Jürgen Habermas: Ein neuer Strukturwandel der Öffentlichkeit und die deliberative Politik

Jürgen Habermas Ein neuer Strukturwandel der Öffentlichkeit und die deliberative Politik Cover Suhrkamp Verlag

In seinem neuen Essay passt der Philosoph und Soziologe Jürgen Habermas sein Hauptwerk von 1962 an die Jetzt-Zeit an

Auch mit 93 Jahren ist Jürgen Habermas ein umtriebiger und visionärer Denker. Und einer, der auch die eigenen Ideen immer wieder anpasst, neu ausrichtet und präzisiert. So auch sein „Strukturwandel der Öffentlichkeit“ aus dem Jahr 1962, jener großer Klassiker der Soziologie des 20. Jahrhunderts, mit dem Habermas einen Begriff von Öffentlichkeit etablierte, der sich irgendwo zwischen Zivilgesellschaft und politischem System verortete. Habermas bettete die Öffentlichkeit somit in einen breiteren sozialstrukturellen Kontext ein.

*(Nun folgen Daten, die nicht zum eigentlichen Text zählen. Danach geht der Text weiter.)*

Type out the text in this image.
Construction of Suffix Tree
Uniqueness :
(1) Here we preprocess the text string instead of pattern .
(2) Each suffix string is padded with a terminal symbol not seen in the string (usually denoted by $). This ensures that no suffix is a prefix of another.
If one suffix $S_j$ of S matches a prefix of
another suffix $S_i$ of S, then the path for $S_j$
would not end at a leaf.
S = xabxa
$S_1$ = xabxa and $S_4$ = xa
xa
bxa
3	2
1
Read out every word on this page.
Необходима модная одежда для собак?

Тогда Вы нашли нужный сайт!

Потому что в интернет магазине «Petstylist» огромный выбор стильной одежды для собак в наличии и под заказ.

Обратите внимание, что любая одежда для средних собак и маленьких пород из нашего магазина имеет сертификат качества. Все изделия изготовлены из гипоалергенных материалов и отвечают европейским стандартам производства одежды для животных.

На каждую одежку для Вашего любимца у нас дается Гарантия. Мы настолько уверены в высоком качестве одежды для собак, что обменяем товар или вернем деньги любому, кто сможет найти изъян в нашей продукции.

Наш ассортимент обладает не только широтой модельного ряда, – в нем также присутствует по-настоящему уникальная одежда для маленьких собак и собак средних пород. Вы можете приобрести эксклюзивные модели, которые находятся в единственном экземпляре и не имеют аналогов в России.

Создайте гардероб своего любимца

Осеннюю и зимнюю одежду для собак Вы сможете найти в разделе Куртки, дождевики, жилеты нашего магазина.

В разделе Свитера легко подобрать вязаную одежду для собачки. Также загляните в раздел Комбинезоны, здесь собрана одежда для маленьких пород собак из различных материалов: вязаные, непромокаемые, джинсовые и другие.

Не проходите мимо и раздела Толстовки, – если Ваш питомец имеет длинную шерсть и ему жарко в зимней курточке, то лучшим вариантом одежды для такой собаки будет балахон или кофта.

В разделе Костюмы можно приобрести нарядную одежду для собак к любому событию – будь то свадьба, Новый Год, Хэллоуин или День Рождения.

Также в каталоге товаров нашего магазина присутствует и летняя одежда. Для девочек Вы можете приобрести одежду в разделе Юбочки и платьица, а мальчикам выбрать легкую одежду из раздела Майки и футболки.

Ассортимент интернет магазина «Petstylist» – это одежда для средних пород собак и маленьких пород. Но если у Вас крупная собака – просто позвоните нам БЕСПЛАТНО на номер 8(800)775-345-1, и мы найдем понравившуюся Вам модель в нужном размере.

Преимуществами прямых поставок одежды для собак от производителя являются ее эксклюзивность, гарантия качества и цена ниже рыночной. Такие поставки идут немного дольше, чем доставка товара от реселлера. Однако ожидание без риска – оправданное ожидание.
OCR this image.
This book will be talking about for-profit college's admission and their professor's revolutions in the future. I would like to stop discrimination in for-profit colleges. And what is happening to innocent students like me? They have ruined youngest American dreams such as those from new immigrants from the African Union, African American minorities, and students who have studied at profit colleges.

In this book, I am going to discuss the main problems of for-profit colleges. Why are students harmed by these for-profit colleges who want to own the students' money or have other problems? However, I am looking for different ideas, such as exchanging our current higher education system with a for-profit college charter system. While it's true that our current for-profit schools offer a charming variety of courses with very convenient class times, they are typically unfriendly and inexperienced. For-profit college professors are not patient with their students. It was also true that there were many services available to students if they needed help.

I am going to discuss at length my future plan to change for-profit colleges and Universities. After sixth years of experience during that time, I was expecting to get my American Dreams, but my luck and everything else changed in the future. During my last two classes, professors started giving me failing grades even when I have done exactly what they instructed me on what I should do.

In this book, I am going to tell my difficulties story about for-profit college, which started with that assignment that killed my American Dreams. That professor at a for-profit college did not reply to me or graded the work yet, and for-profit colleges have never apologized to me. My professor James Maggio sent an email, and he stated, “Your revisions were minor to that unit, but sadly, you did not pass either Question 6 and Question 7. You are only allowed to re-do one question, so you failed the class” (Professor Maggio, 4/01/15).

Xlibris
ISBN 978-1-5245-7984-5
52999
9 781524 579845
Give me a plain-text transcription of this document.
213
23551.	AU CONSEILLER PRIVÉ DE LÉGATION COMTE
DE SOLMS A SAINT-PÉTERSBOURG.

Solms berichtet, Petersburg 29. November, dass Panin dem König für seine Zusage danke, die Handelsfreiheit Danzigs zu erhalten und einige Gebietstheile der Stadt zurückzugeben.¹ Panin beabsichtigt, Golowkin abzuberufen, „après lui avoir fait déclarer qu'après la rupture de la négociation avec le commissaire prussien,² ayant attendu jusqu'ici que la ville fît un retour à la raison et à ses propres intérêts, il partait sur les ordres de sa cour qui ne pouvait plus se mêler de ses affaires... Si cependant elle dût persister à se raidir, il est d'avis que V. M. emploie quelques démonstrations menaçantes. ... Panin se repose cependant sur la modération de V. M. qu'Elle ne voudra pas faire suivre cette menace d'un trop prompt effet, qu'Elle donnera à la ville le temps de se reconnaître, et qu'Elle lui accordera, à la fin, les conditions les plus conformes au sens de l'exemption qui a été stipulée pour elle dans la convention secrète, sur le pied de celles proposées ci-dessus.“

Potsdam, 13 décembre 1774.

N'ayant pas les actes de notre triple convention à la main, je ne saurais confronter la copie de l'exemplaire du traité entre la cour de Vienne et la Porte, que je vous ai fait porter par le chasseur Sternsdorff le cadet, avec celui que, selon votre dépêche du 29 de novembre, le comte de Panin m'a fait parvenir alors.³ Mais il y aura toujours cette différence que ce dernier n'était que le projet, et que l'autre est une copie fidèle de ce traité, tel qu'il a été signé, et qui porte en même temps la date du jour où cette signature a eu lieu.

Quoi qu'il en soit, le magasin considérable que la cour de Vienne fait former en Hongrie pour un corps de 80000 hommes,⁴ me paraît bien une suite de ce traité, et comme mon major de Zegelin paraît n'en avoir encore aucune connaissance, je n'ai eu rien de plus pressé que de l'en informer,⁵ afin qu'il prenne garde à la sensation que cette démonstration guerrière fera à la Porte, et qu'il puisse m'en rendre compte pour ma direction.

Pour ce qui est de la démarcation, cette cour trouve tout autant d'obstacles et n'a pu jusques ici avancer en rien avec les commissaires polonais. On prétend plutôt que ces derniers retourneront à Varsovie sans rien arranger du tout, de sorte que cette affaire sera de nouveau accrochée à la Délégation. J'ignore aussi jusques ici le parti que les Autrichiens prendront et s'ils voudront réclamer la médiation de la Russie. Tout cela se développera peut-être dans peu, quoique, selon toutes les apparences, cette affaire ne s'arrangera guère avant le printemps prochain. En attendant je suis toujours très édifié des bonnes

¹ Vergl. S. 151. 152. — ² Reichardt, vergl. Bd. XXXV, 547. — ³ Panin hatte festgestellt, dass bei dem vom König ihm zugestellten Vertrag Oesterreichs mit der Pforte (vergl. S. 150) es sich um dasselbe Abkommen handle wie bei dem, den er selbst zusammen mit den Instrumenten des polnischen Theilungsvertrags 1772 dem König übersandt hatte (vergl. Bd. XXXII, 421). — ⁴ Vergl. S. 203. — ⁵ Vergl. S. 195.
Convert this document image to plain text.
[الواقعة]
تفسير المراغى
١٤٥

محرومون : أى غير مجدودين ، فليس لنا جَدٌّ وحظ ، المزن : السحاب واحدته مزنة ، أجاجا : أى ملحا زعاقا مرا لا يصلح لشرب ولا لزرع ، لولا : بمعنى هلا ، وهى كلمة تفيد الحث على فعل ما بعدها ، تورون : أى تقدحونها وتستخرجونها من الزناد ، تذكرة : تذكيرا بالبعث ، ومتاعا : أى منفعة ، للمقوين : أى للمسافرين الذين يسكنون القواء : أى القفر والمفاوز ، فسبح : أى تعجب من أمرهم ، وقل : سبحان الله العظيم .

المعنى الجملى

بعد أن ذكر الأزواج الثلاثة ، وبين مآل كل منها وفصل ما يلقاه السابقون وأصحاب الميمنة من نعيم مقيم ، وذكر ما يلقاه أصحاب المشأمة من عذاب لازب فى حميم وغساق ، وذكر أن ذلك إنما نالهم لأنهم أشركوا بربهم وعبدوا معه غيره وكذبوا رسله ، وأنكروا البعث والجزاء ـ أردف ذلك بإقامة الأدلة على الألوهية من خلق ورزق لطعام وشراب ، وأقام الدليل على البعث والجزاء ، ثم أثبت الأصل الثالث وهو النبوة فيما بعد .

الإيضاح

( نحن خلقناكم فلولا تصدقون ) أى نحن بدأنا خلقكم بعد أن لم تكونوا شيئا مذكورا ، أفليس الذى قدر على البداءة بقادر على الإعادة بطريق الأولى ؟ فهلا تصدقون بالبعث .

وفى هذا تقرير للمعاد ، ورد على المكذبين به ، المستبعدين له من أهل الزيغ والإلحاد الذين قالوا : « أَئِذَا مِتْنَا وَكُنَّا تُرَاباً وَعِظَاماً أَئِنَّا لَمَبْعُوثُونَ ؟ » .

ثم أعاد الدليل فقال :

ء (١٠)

Das Zeitalter sozialer Medien und ihrer Folgen

Jürgen Habermas Ein neuer Strukturwandel der Öffentlichkeit und die deliberative Politik Cover Suhrkamp Verlag

Sechs Jahrzehnte später knöpft sich Habermas seinen Entwurf noch einmal vor und fragt, wie Öffentlichkeit den Bestand des demokratischen Gemeinwesens im Zeitalter sozialer Medien und ihrer Folgen sowie vor dem Hintergrund einer kollektiven Selbstbestimmung, die den egalitären „Universalismus der Gleichberechtigung aller mit dem Individualismus eines jedes Einzelnen“, sichern kann. Auf verhältnismäßig knappen 109 Seiten nähert sich Habermas dieser Frage zunächst mit einer Beschreibung des deliberativen Charakters der Meinung- und Willensbildung der Wähler:innen, bevor er sich dann der Beschreibung der spezifischen Veränderungen der Medienstruktur widmet.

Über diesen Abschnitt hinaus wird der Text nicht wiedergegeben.